A severer may use and submit any other report form in lieu of
the form sent by the commissioner that contains the same
information as prescribed in the commissioner's form. The report
shall be due by the thirtieth day of April of each year.
(G) On or before August 30, 2014, each county, township, and
municipal corporation shall create a severance tax fund in each
respective subdivision's treasury to which the tax commissioner
shall credit revenue distributed under this section.
(H) The commissioner shall adopt rules in accordance with
Chapter 119. of the Revised Code to administer the distribution of
the impacted subdivision fund and the nonimpacted subdivision
fund, including the weight that each of the factors in divisions
(C)(2)(a) to (c) and (D)(2)(a) to (c) of this section shall be
given, which shall apply uniformly across impacted subdivisions
and uniformly across nonimpacted subdivisions.
Section 2. That existing sections 1509.02, 1509.071,
5749.01, and 5749.02 of the Revised Code are hereby repealed.

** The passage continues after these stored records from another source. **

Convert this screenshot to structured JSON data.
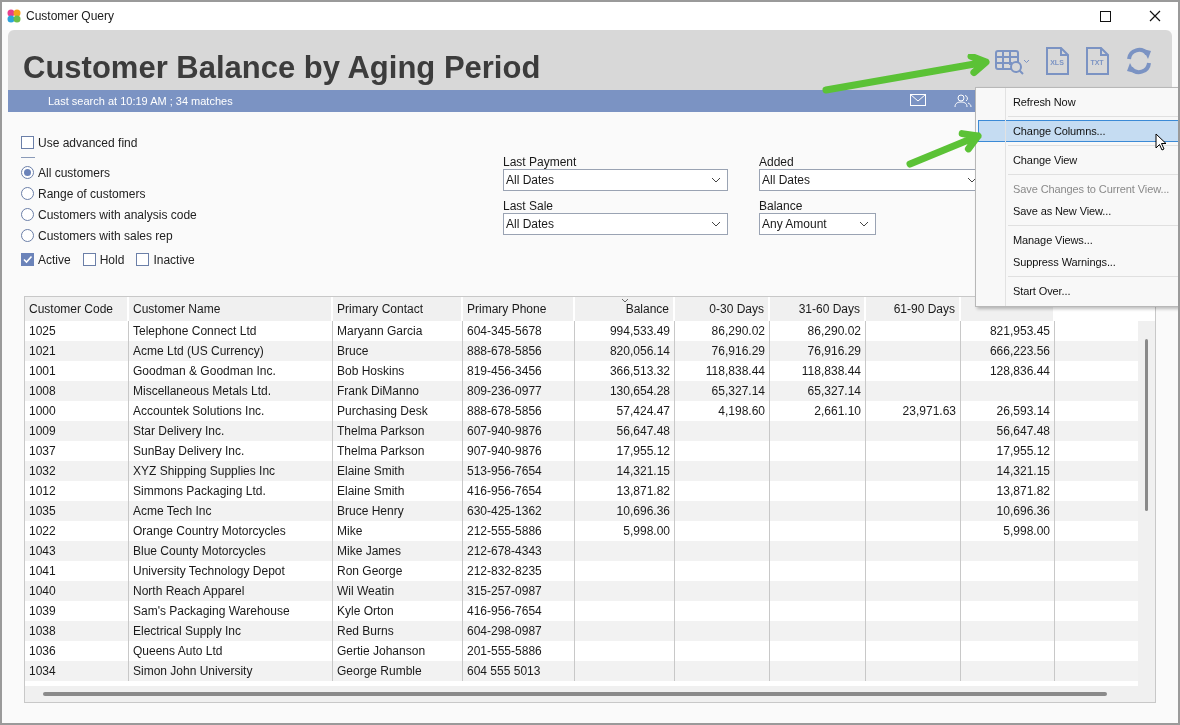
{
  "window": {
    "title": "Customer Query"
  },
  "header": {
    "title": "Customer Balance by Aging Period",
    "toolbar": [
      {
        "kind": "columns"
      },
      {
        "kind": "file",
        "label": "XLS"
      },
      {
        "kind": "file",
        "label": "TXT"
      },
      {
        "kind": "refresh"
      }
    ]
  },
  "info_bar": {
    "text": "Last search at 10:19 AM ; 34 matches"
  },
  "filters": {
    "advanced_find": {
      "label": "Use advanced find",
      "checked": false
    },
    "scope": [
      {
        "label": "All customers",
        "selected": true
      },
      {
        "label": "Range of customers",
        "selected": false
      },
      {
        "label": "Customers with analysis code",
        "selected": false
      },
      {
        "label": "Customers with sales rep",
        "selected": false
      }
    ],
    "status": [
      {
        "label": "Active",
        "checked": true
      },
      {
        "label": "Hold",
        "checked": false
      },
      {
        "label": "Inactive",
        "checked": false
      }
    ],
    "dropdowns": [
      {
        "label": "Last Payment",
        "value": "All Dates"
      },
      {
        "label": "Last Sale",
        "value": "All Dates"
      },
      {
        "label": "Added",
        "value": "All Dates"
      },
      {
        "label": "Balance",
        "value": "Any Amount"
      }
    ]
  },
  "table": {
    "columns": [
      {
        "label": "Customer Code",
        "sorted": false
      },
      {
        "label": "Customer Name",
        "sorted": false
      },
      {
        "label": "Primary Contact",
        "sorted": false
      },
      {
        "label": "Primary Phone",
        "sorted": false
      },
      {
        "label": "Balance",
        "sorted": true
      },
      {
        "label": "0-30 Days",
        "sorted": false
      },
      {
        "label": "31-60 Days",
        "sorted": false
      },
      {
        "label": "61-90 Days",
        "sorted": false
      },
      {}
    ],
    "rows": [
      [
        "1025",
        "Telephone Connect Ltd",
        "Maryann Garcia",
        "604-345-5678",
        "994,533.49",
        "86,290.02",
        "86,290.02",
        null,
        "821,953.45"
      ],
      [
        "1021",
        "Acme Ltd (US Currency)",
        "Bruce",
        "888-678-5856",
        "820,056.14",
        "76,916.29",
        "76,916.29",
        null,
        "666,223.56"
      ],
      [
        "1001",
        "Goodman & Goodman Inc.",
        "Bob Hoskins",
        "819-456-3456",
        "366,513.32",
        "118,838.44",
        "118,838.44",
        null,
        "128,836.44"
      ],
      [
        "1008",
        "Miscellaneous Metals Ltd.",
        "Frank DiManno",
        "809-236-0977",
        "130,654.28",
        "65,327.14",
        "65,327.14",
        null,
        null
      ],
      [
        "1000",
        "Accountek Solutions Inc.",
        "Purchasing Desk",
        "888-678-5856",
        "57,424.47",
        "4,198.60",
        "2,661.10",
        "23,971.63",
        "26,593.14"
      ],
      [
        "1009",
        "Star Delivery Inc.",
        "Thelma Parkson",
        "607-940-9876",
        "56,647.48",
        null,
        null,
        null,
        "56,647.48"
      ],
      [
        "1037",
        "SunBay Delivery Inc.",
        "Thelma Parkson",
        "907-940-9876",
        "17,955.12",
        null,
        null,
        null,
        "17,955.12"
      ],
      [
        "1032",
        "XYZ Shipping Supplies Inc",
        "Elaine Smith",
        "513-956-7654",
        "14,321.15",
        null,
        null,
        null,
        "14,321.15"
      ],
      [
        "1012",
        "Simmons Packaging Ltd.",
        "Elaine Smith",
        "416-956-7654",
        "13,871.82",
        null,
        null,
        null,
        "13,871.82"
      ],
      [
        "1035",
        "Acme Tech Inc",
        "Bruce Henry",
        "630-425-1362",
        "10,696.36",
        null,
        null,
        null,
        "10,696.36"
      ],
      [
        "1022",
        "Orange Country Motorcycles",
        "Mike",
        "212-555-5886",
        "5,998.00",
        null,
        null,
        null,
        "5,998.00"
      ],
      [
        "1043",
        "Blue County Motorcycles",
        "Mike James",
        "212-678-4343",
        null,
        null,
        null,
        null,
        null
      ],
      [
        "1041",
        "University Technology Depot",
        "Ron George",
        "212-832-8235",
        null,
        null,
        null,
        null,
        null
      ],
      [
        "1040",
        "North Reach Apparel",
        "Wil Weatin",
        "315-257-0987",
        null,
        null,
        null,
        null,
        null
      ],
      [
        "1039",
        "Sam's Packaging Warehouse",
        "Kyle Orton",
        "416-956-7654",
        null,
        null,
        null,
        null,
        null
      ],
      [
        "1038",
        "Electrical Supply Inc",
        "Red Burns",
        "604-298-0987",
        null,
        null,
        null,
        null,
        null
      ],
      [
        "1036",
        "Queens Auto Ltd",
        "Gertie Johanson",
        "201-555-5886",
        null,
        null,
        null,
        null,
        null
      ],
      [
        "1034",
        "Simon John University",
        "George Rumble",
        "604 555 5013",
        null,
        null,
        null,
        null,
        null
      ]
    ]
  },
  "context_menu": {
    "items": [
      {
        "kind": "item",
        "label": "Refresh Now",
        "selected": false,
        "disabled": false
      },
      {
        "kind": "separator"
      },
      {
        "kind": "item",
        "label": "Change Columns...",
        "selected": true,
        "disabled": false
      },
      {
        "kind": "separator"
      },
      {
        "kind": "item",
        "label": "Change View",
        "selected": false,
        "disabled": false
      },
      {
        "kind": "separator"
      },
      {
        "kind": "item",
        "label": "Save Changes to Current View...",
        "selected": false,
        "disabled": true
      },
      {
        "kind": "item",
        "label": "Save as New View...",
        "selected": false,
        "disabled": false
      },
      {
        "kind": "separator"
      },
      {
        "kind": "item",
        "label": "Manage Views...",
        "selected": false,
        "disabled": false
      },
      {
        "kind": "item",
        "label": "Suppress Warnings...",
        "selected": false,
        "disabled": false
      },
      {
        "kind": "separator"
      },
      {
        "kind": "item",
        "label": "Start Over...",
        "selected": false,
        "disabled": false
      }
    ]
  }
}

Section 3. The amendment or enactment by this act of sections
190.01, 190.02, 190.03, 109.04, 190.05, 1509.02, 1509.071,
1509.074, 5749.01, 5749.02, and 5749.18 of the Revised Code
applies to the severance of natural resources occurring in
calendar quarters beginning on or after October 1, 2013.
Section 4. The amendment or enactment by this act of sections
190.01, 190.02, 190.03, 109.04, 190.05, 1509.02, 1509.071,
1509.074, 5749.01, 5749.02, and 5749.18 of the Revised Code below
is exempt from the referendum under Ohio Constitution, Article II,
Section 1d and section 1.471 of the Revised Code and therefore
takes effect immediately when this act becomes law.
Section 5. Section 5749.02 of the Revised Code is presented
in this act as a composite of the section as amended by both Am.
Sub. H.B. 1 and S.B. 73 of the 128th General Assembly. The General
Assembly, applying the principle stated in division (B) of section
1.52 of the Revised Code that amendments are to be harmonized if
reasonably capable of simultaneous operation, finds that the
composite is the resulting version of the section in effect prior
to the effective date of the section as presented in this act.